The economy contracted 1 per cent over the first three months of the year, but forecasters expect the numbers to start improving from here.
Coming on top of a revised 1 per cent fall in the December quarter it means gross domestic product has declined 2.7 per cent over the year ended March. That is worse than the previous biggest annual decline since comparable statistics began, recorded in March 1991, and worse than the 2.5 per cent decline in the US economy over the same period.
ANZ National Bank economist Philip Borkin said that whereas last year's recession was mainly due to domestic factors like a housing market correction and drought, the full brunt of the global recession had now been felt, with manufacturing and the rest of the tradeable sector hit hard.
The biggest contributor to the March quarter's decline was a record 7.2 per cent fall in manufacturing, making 13 per cent for the year. None of the nine manufacturing sub-sectors grew. Construction grew 0.4 per cent, all of which was due to infrastructure spending.
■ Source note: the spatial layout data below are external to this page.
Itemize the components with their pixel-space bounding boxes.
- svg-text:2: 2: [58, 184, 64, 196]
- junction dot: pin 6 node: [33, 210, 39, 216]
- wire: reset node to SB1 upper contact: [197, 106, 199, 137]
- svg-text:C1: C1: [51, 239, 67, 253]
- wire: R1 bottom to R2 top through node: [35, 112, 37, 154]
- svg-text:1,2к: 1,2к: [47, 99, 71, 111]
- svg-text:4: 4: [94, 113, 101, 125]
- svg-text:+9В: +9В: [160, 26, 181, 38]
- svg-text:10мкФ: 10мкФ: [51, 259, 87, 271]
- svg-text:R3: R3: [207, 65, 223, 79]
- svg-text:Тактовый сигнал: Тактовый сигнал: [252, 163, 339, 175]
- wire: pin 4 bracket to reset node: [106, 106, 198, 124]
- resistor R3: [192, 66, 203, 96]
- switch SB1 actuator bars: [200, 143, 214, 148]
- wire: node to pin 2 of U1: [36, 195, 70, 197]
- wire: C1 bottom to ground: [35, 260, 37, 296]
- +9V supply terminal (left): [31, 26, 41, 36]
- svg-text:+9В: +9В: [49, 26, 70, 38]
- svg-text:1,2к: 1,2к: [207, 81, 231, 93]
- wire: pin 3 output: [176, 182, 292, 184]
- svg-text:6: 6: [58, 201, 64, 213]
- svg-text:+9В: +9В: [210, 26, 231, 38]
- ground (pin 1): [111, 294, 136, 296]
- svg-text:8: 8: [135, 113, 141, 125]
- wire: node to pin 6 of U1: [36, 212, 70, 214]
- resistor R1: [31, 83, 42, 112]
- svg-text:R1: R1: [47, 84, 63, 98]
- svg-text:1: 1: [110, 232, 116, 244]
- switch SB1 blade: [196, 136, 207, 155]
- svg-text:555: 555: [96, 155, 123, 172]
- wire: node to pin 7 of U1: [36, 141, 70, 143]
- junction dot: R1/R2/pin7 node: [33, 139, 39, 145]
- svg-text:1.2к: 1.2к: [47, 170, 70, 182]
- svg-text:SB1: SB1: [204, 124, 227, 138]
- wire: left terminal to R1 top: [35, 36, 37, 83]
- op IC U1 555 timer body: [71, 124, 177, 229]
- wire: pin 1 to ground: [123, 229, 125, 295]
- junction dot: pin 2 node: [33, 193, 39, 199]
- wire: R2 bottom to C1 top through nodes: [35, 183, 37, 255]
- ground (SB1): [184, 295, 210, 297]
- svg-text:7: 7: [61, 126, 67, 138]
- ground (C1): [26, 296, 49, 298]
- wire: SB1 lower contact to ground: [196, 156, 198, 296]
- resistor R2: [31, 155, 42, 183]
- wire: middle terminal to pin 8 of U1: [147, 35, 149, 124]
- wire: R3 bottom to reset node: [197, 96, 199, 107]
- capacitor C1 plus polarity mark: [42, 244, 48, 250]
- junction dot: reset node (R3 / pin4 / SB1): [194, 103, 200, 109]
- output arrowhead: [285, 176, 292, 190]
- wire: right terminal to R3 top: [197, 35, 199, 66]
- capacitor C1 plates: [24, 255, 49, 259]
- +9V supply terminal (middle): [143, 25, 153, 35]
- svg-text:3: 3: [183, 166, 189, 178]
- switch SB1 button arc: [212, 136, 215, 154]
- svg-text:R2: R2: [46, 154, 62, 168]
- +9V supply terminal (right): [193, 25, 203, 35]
Building, both residential and commercial, declined.
The services sector overall was flat, as contractions in wholesale, retail, accommodation, transport and communications were offset by increased activity in the government and, particularly, in the financial services sector, mainly related to housing.
On the expenditure side of the national accounts the biggest component, household consumption, shrank 1.4 per cent, its steepest decline since June 1991. That was driven by a 2.5 per cent fall in spending on durable items such as cars, appliances and furniture.
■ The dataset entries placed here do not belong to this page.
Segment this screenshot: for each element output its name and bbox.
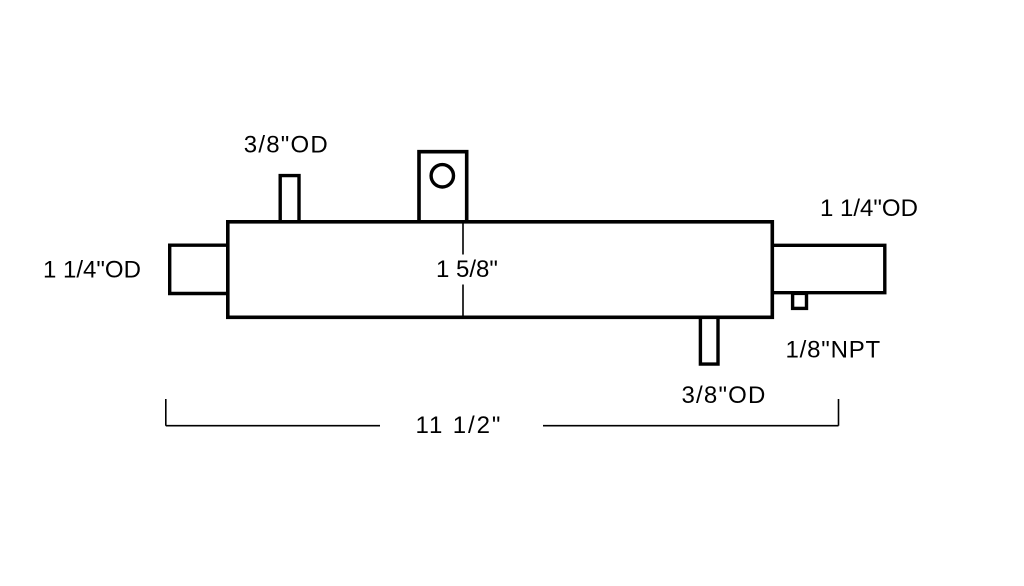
svg-text:1 1/4"OD: 1 1/4"OD bbox=[820, 195, 918, 222]
svg-text:11 1/2": 11 1/2" bbox=[416, 412, 503, 439]
svg-text:1/8"NPT: 1/8"NPT bbox=[786, 337, 881, 364]
svg-text:3/8"OD: 3/8"OD bbox=[682, 382, 767, 409]
svg-text:1 5/8": 1 5/8" bbox=[436, 256, 498, 283]
svg-text:3/8"OD: 3/8"OD bbox=[244, 132, 329, 159]
svg-text:1 1/4"OD: 1 1/4"OD bbox=[43, 257, 141, 284]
Business investment dropped 7.3 per cent, reflecting both 4.7 per cent less spending on plant and machinery and 37.3 per cent less on transport equipment.
Net exports made a significant positive contribution not because of a slight 0.6 per cent rise in exports so much as a steep 8.6 per cent fall in imports, especially of capital goods but also cars and consumer goods.
"We suspect that the six months to the end of March 2009 was when recessionary forces were at their strongest," Westpac economist Doug Steel said. "There are some signs of demand improving, like the increase in house sales and rise in electronic transactions over recent months. [But] there is now another risk to growth coming from the outbreak of swine flu."
Borkin said the June quarter was also likely to have seen a contraction and ANZ has pencilled in another negative quarter in September.
"There are encouraging signs of stabilisation overseas and migration flows are accelerating, providing some support to the housing market and consumption," he said.
But the export sector still faced a weak global economy and a currency doing it no favours at all.
BNZ economist Craig Ebert expects GDP to have declined 0.2 per cent in the June quarter and to eke out a slight expansion over the second half of the year. He sounds a wary note, however.
"A couple of months' worth of stabilising indicators does not wave a magic wand over the excess leverage that remains a significant issue for the global economy."